Yesterday, the House of Representatives passed a revised version of the American Health Care Act (AHCA). Adjusted from the previous version, it allows states to change requirements associated with essential benefits and the coverage and pricing of pre-existing conditions, as well as some additional funding for high-risk pools. The bill passed 217-213 (one more than the minimum necessary), with 20 Republicans voting against it and one Republican member not voting.


Congress and the industry are still waiting for the Congressional Budget Office’s score of the legislation. It is likely to predict, similar to the last report, a sizable reduction in the number of covered lives and a forecast of increased anticipated federal spend, because of additional investments in the high-risk pools.  

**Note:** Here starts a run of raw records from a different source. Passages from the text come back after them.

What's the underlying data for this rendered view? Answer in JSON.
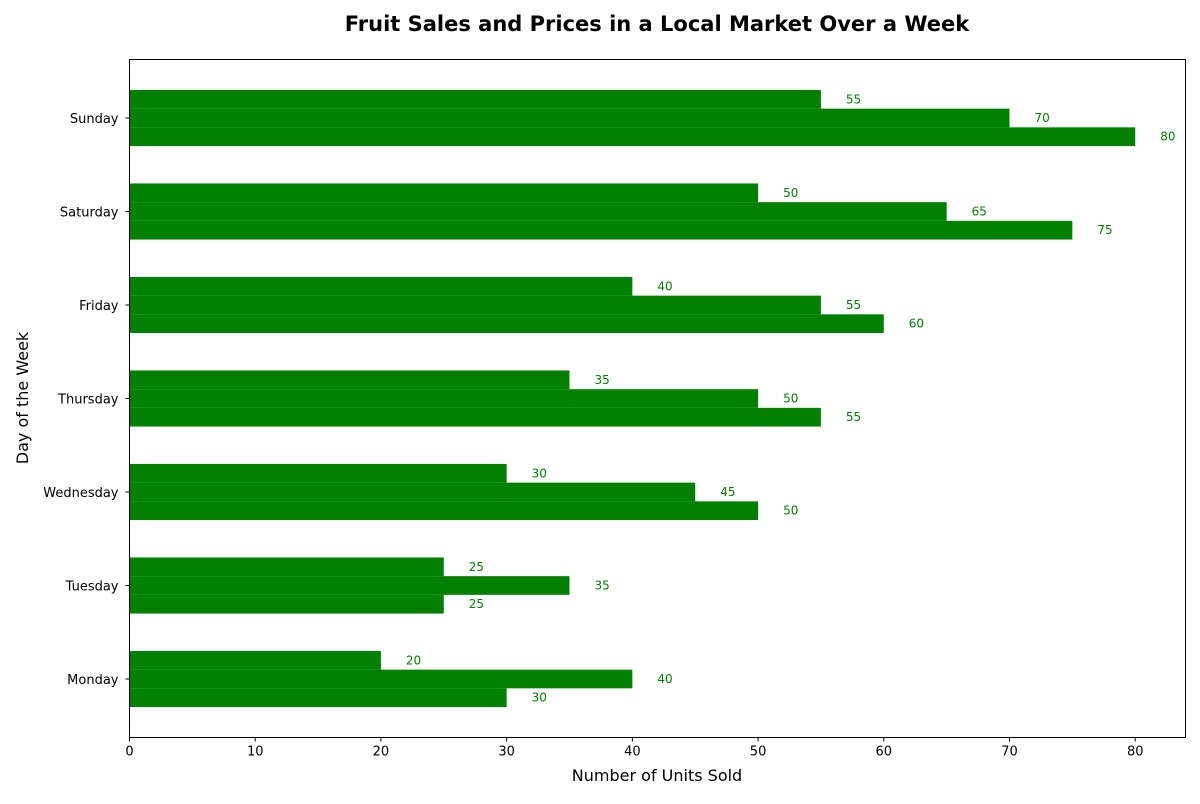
{
  "chart_data": {
    "type": "bar",
    "orientation": "horizontal",
    "title": "Fruit Sales and Prices in a Local Market Over a Week",
    "xlabel": "Number of Units Sold",
    "ylabel": "Day of the Week",
    "categories": [
      "Monday",
      "Tuesday",
      "Wednesday",
      "Thursday",
      "Friday",
      "Saturday",
      "Sunday"
    ],
    "series": [
      {
        "values": [
          20,
          25,
          30,
          35,
          40,
          50,
          55
        ]
      },
      {
        "values": [
          40,
          35,
          45,
          50,
          55,
          65,
          70
        ]
      },
      {
        "values": [
          30,
          25,
          50,
          55,
          60,
          75,
          80
        ]
      }
    ],
    "xlim": [
      0,
      84
    ],
    "xticks": [
      0,
      10,
      20,
      30,
      40,
      50,
      60,
      70,
      80
    ],
    "bar_color": "#008000",
    "label_color": "#008000",
    "grid": false,
    "legend": "none"
  }
}
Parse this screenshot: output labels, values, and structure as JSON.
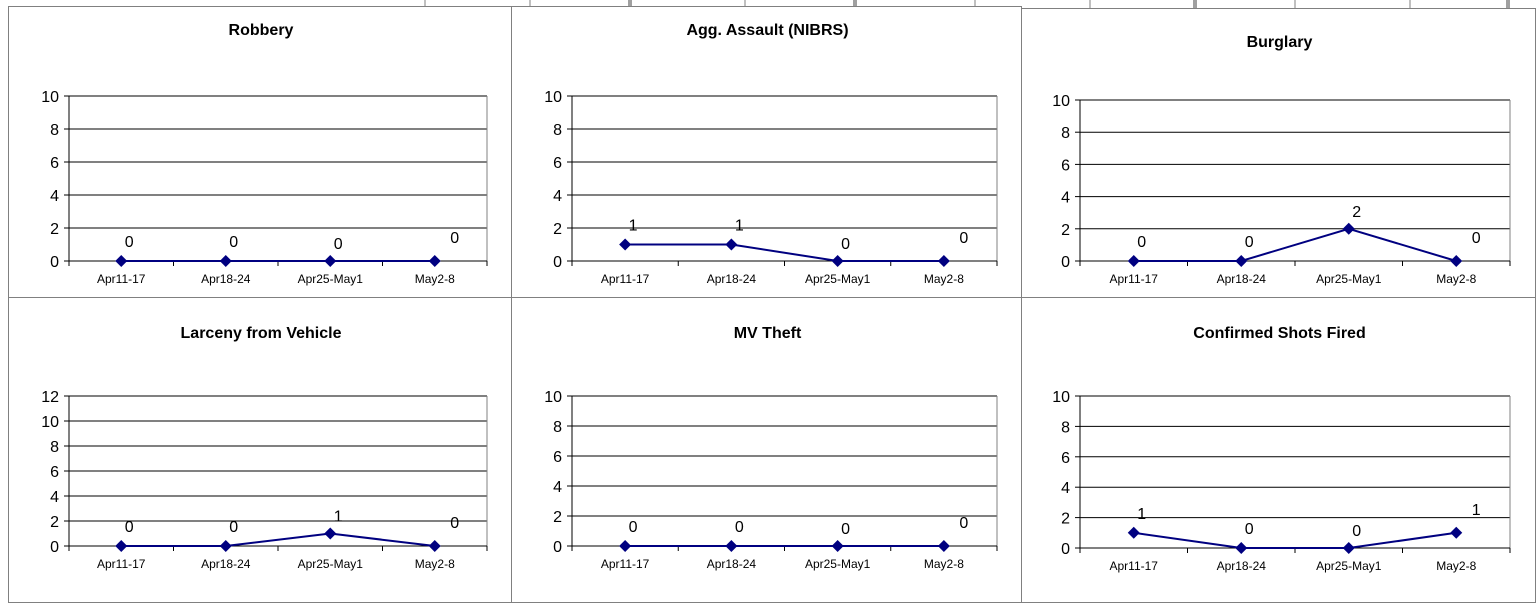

AHCA will undergo big changes in the Senate

This action by the House is the first step, but a great deal of difficult work remains in front of Republicans and President Trump before anything can be finalized. The AHCA now goes to the Senate, where it will undergo substantive adjustment or be replaced entirely.


Senator Alexander (R-TN), Chairman of the Senate Health, Education, Labor and Pensions Committee, indicated they will review the House version but will work on their own legislative language that they will focus on passing. He emphasized that they will be deliberative in their work, so it is likely that the timing will not be immediate.  

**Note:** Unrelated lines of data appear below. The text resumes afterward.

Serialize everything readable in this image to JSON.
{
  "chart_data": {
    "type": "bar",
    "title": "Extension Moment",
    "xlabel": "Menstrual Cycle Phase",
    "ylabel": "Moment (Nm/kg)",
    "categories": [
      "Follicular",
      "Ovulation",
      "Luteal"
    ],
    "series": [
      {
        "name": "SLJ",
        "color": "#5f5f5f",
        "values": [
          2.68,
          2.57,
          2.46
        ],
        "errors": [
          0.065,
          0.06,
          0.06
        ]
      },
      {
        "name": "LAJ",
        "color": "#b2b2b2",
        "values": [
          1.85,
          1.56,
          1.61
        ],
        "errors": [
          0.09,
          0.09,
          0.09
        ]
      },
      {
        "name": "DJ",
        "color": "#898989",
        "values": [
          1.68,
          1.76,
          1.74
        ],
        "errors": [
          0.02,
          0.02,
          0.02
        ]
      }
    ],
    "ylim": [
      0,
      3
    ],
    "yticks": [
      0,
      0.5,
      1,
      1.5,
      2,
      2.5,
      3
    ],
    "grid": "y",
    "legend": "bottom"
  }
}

It’s important to remember that the Senate seeks to conduct the Repeal / Replace using the budget reconciliation process, which only requires 51 votes (as opposed to the normal 60); conversely, even three Republican Senators voting against it would mean it did not pass.  The budget reconciliation process comes with very stringent parliamentarian rules, too, and several elements of the House bill would not pass that review.

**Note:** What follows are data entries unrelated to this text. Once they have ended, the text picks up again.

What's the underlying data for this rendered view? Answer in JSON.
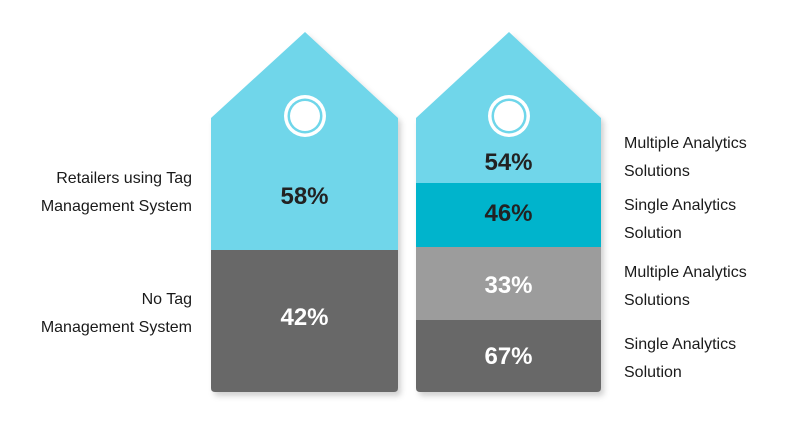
{
  "colors": {
    "light_blue": "#6fd6ea",
    "teal": "#04b4cc",
    "dark_gray": "#676767",
    "light_gray": "#9c9c9c",
    "label_dark": "#222222",
    "label_light": "#ffffff"
  },
  "left_tag": {
    "top_pct": "58%",
    "bottom_pct": "42%",
    "top_label": [
      "Retailers using Tag",
      "Management System"
    ],
    "bottom_label": [
      "No Tag",
      "Management System"
    ]
  },
  "right_tag": {
    "seg1_pct": "54%",
    "seg2_pct": "46%",
    "seg3_pct": "33%",
    "seg4_pct": "67%",
    "seg1_label": [
      "Multiple Analytics",
      "Solutions"
    ],
    "seg2_label": [
      "Single Analytics",
      "Solution"
    ],
    "seg3_label": [
      "Multiple Analytics",
      "Solutions"
    ],
    "seg4_label": [
      "Single Analytics",
      "Solution"
    ]
  },
  "chart_data": {
    "type": "bar",
    "categories": [
      "Retailers using Tag Management System",
      "No Tag Management System"
    ],
    "values": [
      58,
      42
    ],
    "breakdown": [
      {
        "category": "Retailers using Tag Management System",
        "segments": [
          {
            "label": "Multiple Analytics Solutions",
            "value": 54
          },
          {
            "label": "Single Analytics Solution",
            "value": 46
          }
        ]
      },
      {
        "category": "No Tag Management System",
        "segments": [
          {
            "label": "Multiple Analytics Solutions",
            "value": 33
          },
          {
            "label": "Single Analytics Solution",
            "value": 67
          }
        ]
      }
    ]
  }
}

Once the Senate passes its own bill, assuming they are able to draft a version that keeps the necessary number of Senators on board, it will have to go back to the House for a repeat of this recent process, including a new vote.


Value-based care isn’t going anywhere

While Congress attempts to work through this process, the Affordable Care Act (ACA) is still the law of the land and will remain so for at least some time. Even in the midst of this activity, the move to value-based payments continues. The AHCA doesn’t change MACRA or other Medicare-based programs in any way.


The requirements to collect, share, analyze and report data remain in place and are growing even more demanding. It will be more important than ever to be able to predict and manage revenue flow. There are an increasing number of opportunities for healthcare organizations to get more value out of the data in their electronic health records (EHRs).


Healthcare organizations should be proactively evaluating how they can be even more efficient, thinking strategically about how to comply with new advanced alternative payment model requirements and maximizing the associated revenue opportunities.

Comments 1

  1. Debra Volcko 05/22/2017

    We are still seeing just as many if not more uninsured and underinsured patients in our office as we did before the affordable care act. The ones that have managed to keep insurance are paying considerable more in premiums for less coverges. The deductibles have doubled or even tripled in order to keep affordable insurance. Many have found it is cheaper to pay at time of service and get a prompt pay discount which is usually less than the insurance companies have negotiated. We save money by not having to file claims and send statements so we can pass the savings on to the patient.

    I would really like to know where the % of patients helped by the affordable care act come from. We all know that numbers can be manipulated to show what ever we need them to.